Shen Zechuan altından geçti. Önündeki manzara aniden açıldı ve tüm engeller sise dönüştü. İmparatorluk Ordusunun askeri talim alanını net bir şekilde görebiliyordu. Çoktan alanda çalışan mangalar vardı.

“İmparatorluk Ordusu, Güz Avı sırasında bir hamle yapmadı.” Shen Zechuan bir an için durumu değerlendirdi, “Ama hepsinin tam donanımlı olduğunu görebiliyorum. Hua Siqian öldü, Güz Avı’nın ardından varlıklarına el konulması tamamlandığı anda, Baş Gözetim Bürosu sizin için gelecek.”

Xiao Chiye’nin sadece maaşına dayanarak 20.000 İmparatorluk Ordusu askeri yetiştirmeyi göze alamayacağı açıktı ve askeri maaşı ve Libei Zırhlı Süvari’nin erzakını da zimmetine geçiremezdi. Ancak Güz Avı’ndan önce Maliye Bakanlığı’nın kendisine tahsis ettiği yıllık bütçeye göre, İmparatorluk Ordusu’nun böyle bir ölçekte kendisini ispat etmek için parası olmayacağı açıktı. Xi Gu’an kendini “açıklayamadığı” için ölmüştü. Ve şimdi, Xiao Chiye’den cevaplar talep etmelerinin zamanı gelmişti.

Xiao Chiye, “Bırak gelsinler,” dedi.

Paranın nereden geldiğine gelince, konu hakkında daha fazla konuşmadı ve Shen Zechuan da bir daha sormadı.

Bir süre sonra Xiao Chiye, “İmar ve İskan Bakanlığı’nın iş gücü gerektiren birçok işi, yerine getirilmesi için İmparatorluk Ordusuna verildi. Beş yıl öncesinden beri, İmparatorluk Ordusuna görevler için ödenen her para, hesap defterlerine siyah beyaz olarak kaydedildi. Baş Gözetim Bürosu bunu araştırsa bile, kötü bir şey bulamayacaklar.”

Ç/N: bir şey siyah beyaz ise, birinin doğru, ikincisinin ise yanlış olması gerektiği anlamına gelir.

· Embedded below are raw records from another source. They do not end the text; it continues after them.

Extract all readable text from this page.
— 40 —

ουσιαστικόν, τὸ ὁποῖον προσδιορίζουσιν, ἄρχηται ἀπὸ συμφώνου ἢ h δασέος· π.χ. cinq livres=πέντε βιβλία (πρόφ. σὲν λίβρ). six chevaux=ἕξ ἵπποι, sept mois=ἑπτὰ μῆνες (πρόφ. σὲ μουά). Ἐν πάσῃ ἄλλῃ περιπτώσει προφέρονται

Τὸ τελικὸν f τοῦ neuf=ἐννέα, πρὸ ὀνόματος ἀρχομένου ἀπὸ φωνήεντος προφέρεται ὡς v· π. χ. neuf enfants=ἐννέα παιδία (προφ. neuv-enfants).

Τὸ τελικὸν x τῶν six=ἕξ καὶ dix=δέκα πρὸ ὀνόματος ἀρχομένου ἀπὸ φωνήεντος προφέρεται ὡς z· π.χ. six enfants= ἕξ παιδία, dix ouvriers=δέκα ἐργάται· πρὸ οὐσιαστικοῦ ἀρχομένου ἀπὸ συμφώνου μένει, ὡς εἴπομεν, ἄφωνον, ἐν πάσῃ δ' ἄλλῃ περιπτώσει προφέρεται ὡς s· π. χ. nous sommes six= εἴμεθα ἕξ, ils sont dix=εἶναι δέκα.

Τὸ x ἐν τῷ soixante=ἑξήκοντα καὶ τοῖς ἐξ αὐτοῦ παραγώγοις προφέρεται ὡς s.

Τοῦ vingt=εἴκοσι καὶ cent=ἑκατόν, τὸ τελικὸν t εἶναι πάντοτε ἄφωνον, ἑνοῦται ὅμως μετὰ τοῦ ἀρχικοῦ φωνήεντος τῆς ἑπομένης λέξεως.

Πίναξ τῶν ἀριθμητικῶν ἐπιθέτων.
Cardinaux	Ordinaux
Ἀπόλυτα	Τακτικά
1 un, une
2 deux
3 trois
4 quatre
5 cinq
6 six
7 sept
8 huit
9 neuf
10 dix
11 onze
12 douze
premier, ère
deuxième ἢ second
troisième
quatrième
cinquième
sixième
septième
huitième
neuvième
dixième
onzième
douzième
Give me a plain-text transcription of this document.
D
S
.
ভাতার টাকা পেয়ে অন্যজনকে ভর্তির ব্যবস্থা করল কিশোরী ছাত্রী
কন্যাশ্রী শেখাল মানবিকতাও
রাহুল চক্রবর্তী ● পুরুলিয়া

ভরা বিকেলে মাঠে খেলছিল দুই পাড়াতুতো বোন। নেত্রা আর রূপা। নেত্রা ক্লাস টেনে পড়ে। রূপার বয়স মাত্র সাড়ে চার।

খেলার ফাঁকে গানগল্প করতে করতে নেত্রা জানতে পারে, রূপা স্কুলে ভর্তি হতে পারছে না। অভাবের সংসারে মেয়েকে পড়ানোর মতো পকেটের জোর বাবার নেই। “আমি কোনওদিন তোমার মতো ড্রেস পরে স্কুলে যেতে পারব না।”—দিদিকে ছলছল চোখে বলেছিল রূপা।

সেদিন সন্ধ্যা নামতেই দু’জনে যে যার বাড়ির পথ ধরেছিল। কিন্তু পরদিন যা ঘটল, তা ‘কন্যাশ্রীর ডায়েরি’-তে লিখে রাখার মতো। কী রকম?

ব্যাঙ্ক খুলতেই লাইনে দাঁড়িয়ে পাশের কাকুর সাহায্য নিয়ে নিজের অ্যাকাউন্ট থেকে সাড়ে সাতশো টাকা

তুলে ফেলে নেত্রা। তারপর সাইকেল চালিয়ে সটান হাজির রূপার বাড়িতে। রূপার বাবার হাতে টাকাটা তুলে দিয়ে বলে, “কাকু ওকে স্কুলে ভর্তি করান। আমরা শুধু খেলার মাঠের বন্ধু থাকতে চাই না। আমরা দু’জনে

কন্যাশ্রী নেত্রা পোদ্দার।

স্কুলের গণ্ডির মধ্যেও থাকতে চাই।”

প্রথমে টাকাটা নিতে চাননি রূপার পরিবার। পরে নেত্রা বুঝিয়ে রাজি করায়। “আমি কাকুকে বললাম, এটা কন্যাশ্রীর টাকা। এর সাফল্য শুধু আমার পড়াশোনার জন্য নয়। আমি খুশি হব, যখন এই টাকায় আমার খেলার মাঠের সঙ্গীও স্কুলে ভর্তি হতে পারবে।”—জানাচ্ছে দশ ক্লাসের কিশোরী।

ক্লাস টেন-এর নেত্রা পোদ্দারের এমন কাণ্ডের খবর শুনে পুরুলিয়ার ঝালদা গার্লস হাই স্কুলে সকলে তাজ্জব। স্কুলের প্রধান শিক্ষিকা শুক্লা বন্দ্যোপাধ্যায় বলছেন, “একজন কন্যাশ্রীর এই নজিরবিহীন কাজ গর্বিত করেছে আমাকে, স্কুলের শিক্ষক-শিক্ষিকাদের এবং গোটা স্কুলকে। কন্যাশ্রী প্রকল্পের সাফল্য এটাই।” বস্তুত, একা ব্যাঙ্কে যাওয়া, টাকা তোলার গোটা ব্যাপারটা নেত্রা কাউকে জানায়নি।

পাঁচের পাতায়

Bu nedenle Xiao Chiye, Maliye Bakanlığı’ndaki kötü şöhretli borç toplayıcısı oldu. Hepsi onun kadınlara ve şaraba harcamak için para istediğini sanıyordu. Yıllardır aslında para biriktirdiğini bilmiyorlardı ve abartılı masraf denebilecek tek harcama içki parasıydı. Li Jianheng’in kafası karışık olabilirdi ama iş arkadaşlarına geldiğinde cömertti. Xiao Chiye’yi Donglong Caddesi’ne her davet ettiğinde, kızların ve şölenlerin parasını bir grup kötü şöhretli arkadaşına ısmarlamak için kendi cebinden ödeyen oydu.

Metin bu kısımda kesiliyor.